Yesterday, Attorney General William Tong released additional guidance to inform consumers and companies operating in Connecticut of adjustments made to the Connecticut Data Privacy Act (CTDPA), which went into effect on July 1st.
“For too long, Big Tech has treated our children like social media cash cows,” said Tong. “Connecticut is now taking matters into our own hands with protections that limit harmful data collection, curb addictive features, and give families the control they need to keep children safe online.”
Last summer, the General Assembly passed SB 1295, a bill that made several amendments to the CTDPA, which originally passed in 2022. Many of these changes focus on child safety; as of July 1, it is now illegal to sell or process minors’ personal data for the use of targeted advertising, use addictive design features to “significantly increase, sustain or extend any minor’s use of such online service, product or feature,” or collect minors’ precise geolocation data unless necessary to the function of the product or service (e.g. a maps service).
Additionally, companies must obtain consent before processing a minor’s personal data for profiling. The CTDPA defines profiling as being “any form of automated processing performed on personal data to evaluate, analyze or predict personal aspects related to an identified or identifiable individual’s economic situation, health, personal preferences, interests, reliability, behavior, location or movements.”Direct messaging apps must also include default settings preventing adults from sending uninvited messages to minors.
As of July 1, the CTDPA will now apply to more businesses than ever before; before SB 1295’s passage, the CTDPA only applied to businesses that controlled or processed the personal data of at least 100,000 consumers, or those that controlled or processed the data of at least 25,000 consumers and derived more than 25% of their gross revenue from the sale of personal data. The language has now been simplified so that any business that controls or processes the data of 35,000 consumers or more must be CTDPA compliant.
Furthermore, CTDPA compliance has now been extended to any person or business that controls or processes sensitive data, with the exception of payment processors, or that sells personal data. The definition of sensitive data, which used to cover only medical, genetic, or biometric information, has also been expanded to include financial account data, government-issued private identifying data (e.g. SSNs, license numbers, etc.), neural data, and data that would identify someone’s status as a disabled, transgender, or nonbinary person.
Upon a Connecticut resident’s request, data holding entities must now provide requesters with lists of all third parties to which their personal data was sold, tell them what inferences were drawn from their personal data, and tell requesters if their data is being used to screen their access to financial, lending, insurance, educational, healthcare or criminal justice services, as well as housing, insurance, educational and employment opportunities.

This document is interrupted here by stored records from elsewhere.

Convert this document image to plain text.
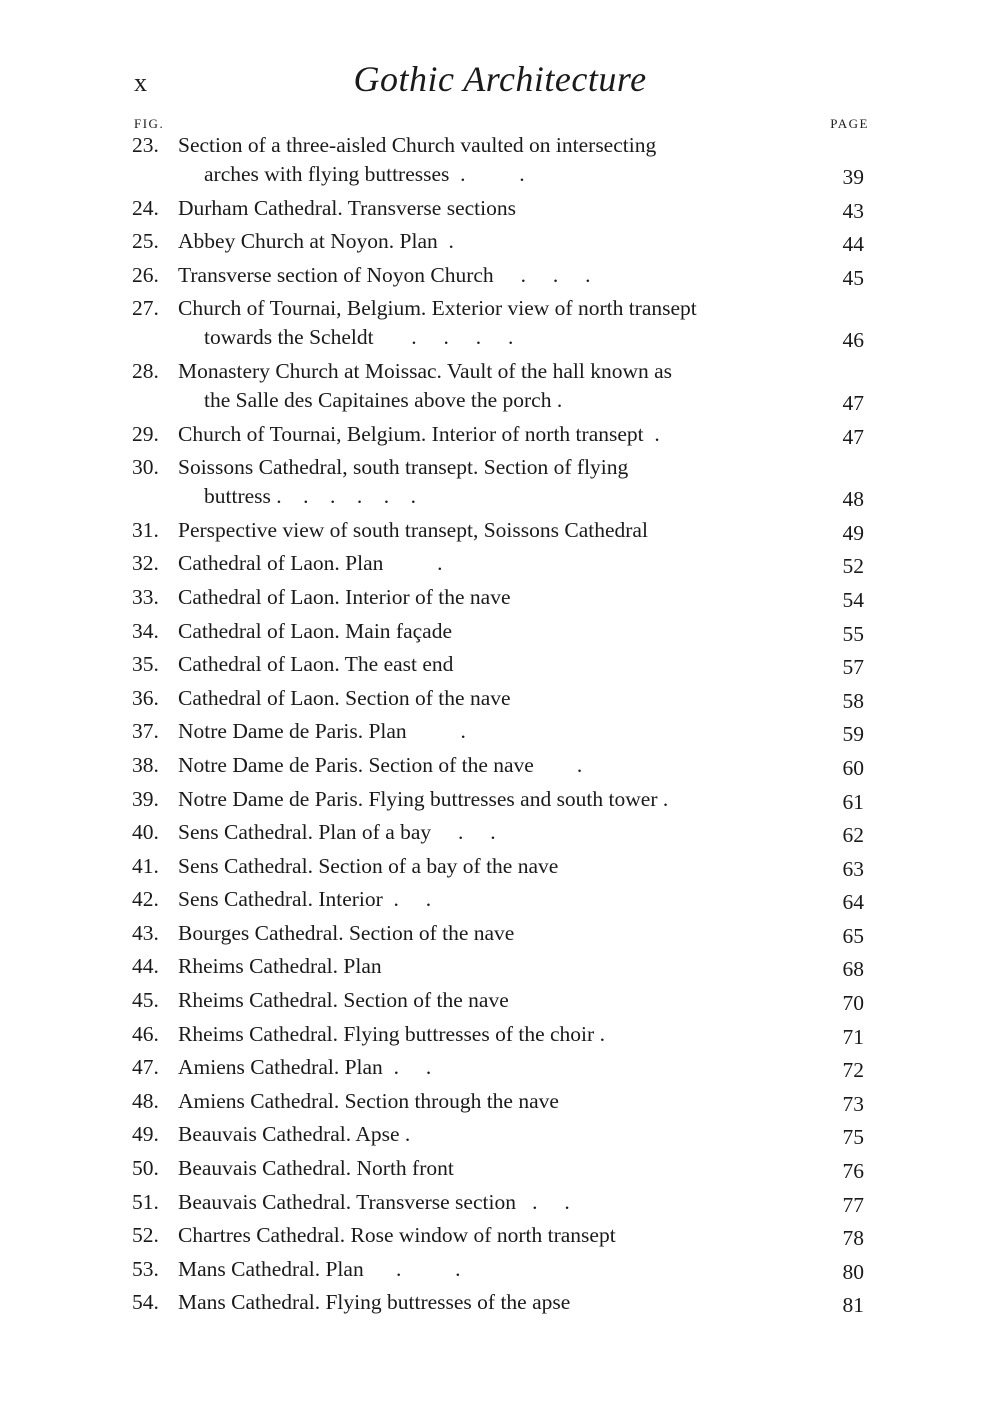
x	Gothic Architecture
FIG.	PAGE
23. Section of a three-aisled Church vaulted on intersecting
arches with flying buttresses  .          .	39
24. Durham Cathedral. Transverse sections	43
25. Abbey Church at Noyon. Plan  .	44
26. Transverse section of Noyon Church     .     .     .	45
27. Church of Tournai, Belgium. Exterior view of north transept
towards the Scheldt       .     .     .     .	46
28. Monastery Church at Moissac. Vault of the hall known as
the Salle des Capitaines above the porch .	47
29. Church of Tournai, Belgium. Interior of north transept  .	47
30. Soissons Cathedral, south transept. Section of flying
buttress .    .    .    .    .    .	48
31. Perspective view of south transept, Soissons Cathedral	49
32. Cathedral of Laon. Plan          .	52
33. Cathedral of Laon. Interior of the nave	54
34. Cathedral of Laon. Main façade	55
35. Cathedral of Laon. The east end	57
36. Cathedral of Laon. Section of the nave	58
37. Notre Dame de Paris. Plan          .	59
38. Notre Dame de Paris. Section of the nave        .	60
39. Notre Dame de Paris. Flying buttresses and south tower .	61
40. Sens Cathedral. Plan of a bay     .     .	62
41. Sens Cathedral. Section of a bay of the nave	63
42. Sens Cathedral. Interior  .     .	64
43. Bourges Cathedral. Section of the nave	65
44. Rheims Cathedral. Plan	68
45. Rheims Cathedral. Section of the nave	70
46. Rheims Cathedral. Flying buttresses of the choir .	71
47. Amiens Cathedral. Plan  .     .	72
48. Amiens Cathedral. Section through the nave	73
49. Beauvais Cathedral. Apse .	75
50. Beauvais Cathedral. North front	76
51. Beauvais Cathedral. Transverse section   .     .	77
52. Chartres Cathedral. Rose window of north transept	78
53. Mans Cathedral. Plan      .          .	80
54. Mans Cathedral. Flying buttresses of the apse	81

In instances where profiling decisions are automated, consumers now also have the right to request from businesses thorough breakdowns of what factored into the decision-making process and review the personal data used to conduct it. When profiling is conducted for the purpose of making housing-related decisions, consumers will now have the right to correct any incorrect personal data used in the processing and have the decision re-evaluated.
Tong also highlighted additional protections for minors that were enacted by the passage of SB 5 last session. These protections, which will go into effect by 2028, include a ban on content algorithms without parental consent, the creation of a default setting for minors’ accounts that heightens privacy protections, sets time limits, and bars notifications between 9 p.m. and 8 a.m. Parents’ consent will be required to change those settings. It also requires a pop-up to be displayed whenever a minor opens social media, informing them of its potential mental health risks.
Once fully in effect, SB 5 will also require social media companies to submit annual reports to the Attorney General containing the number of minors on their platforms, how many have received parental consent for the enabling of content algorithms, and the average amount of time per day minors spend on the platform, sorted by age and time of day. These provisions were included in a bill proposed by Tong last May, which passed the House but died on the floor.
The bill also includes a provision barring any AI companion operator from engaging with minors until it can be made incapable of encouraging self-harm, discouraging them from seeking help, or attempting to offer mental health services to minors (unless it is clinically qualified to do so).
“Connecticut has one of the strongest data privacy laws on the books, and we will use every inch of our authority to protect our kids online,” said Tong. “We’re investigating Roblox and TikTok, we’ve sued Meta, and there should be no doubt that we are serious.”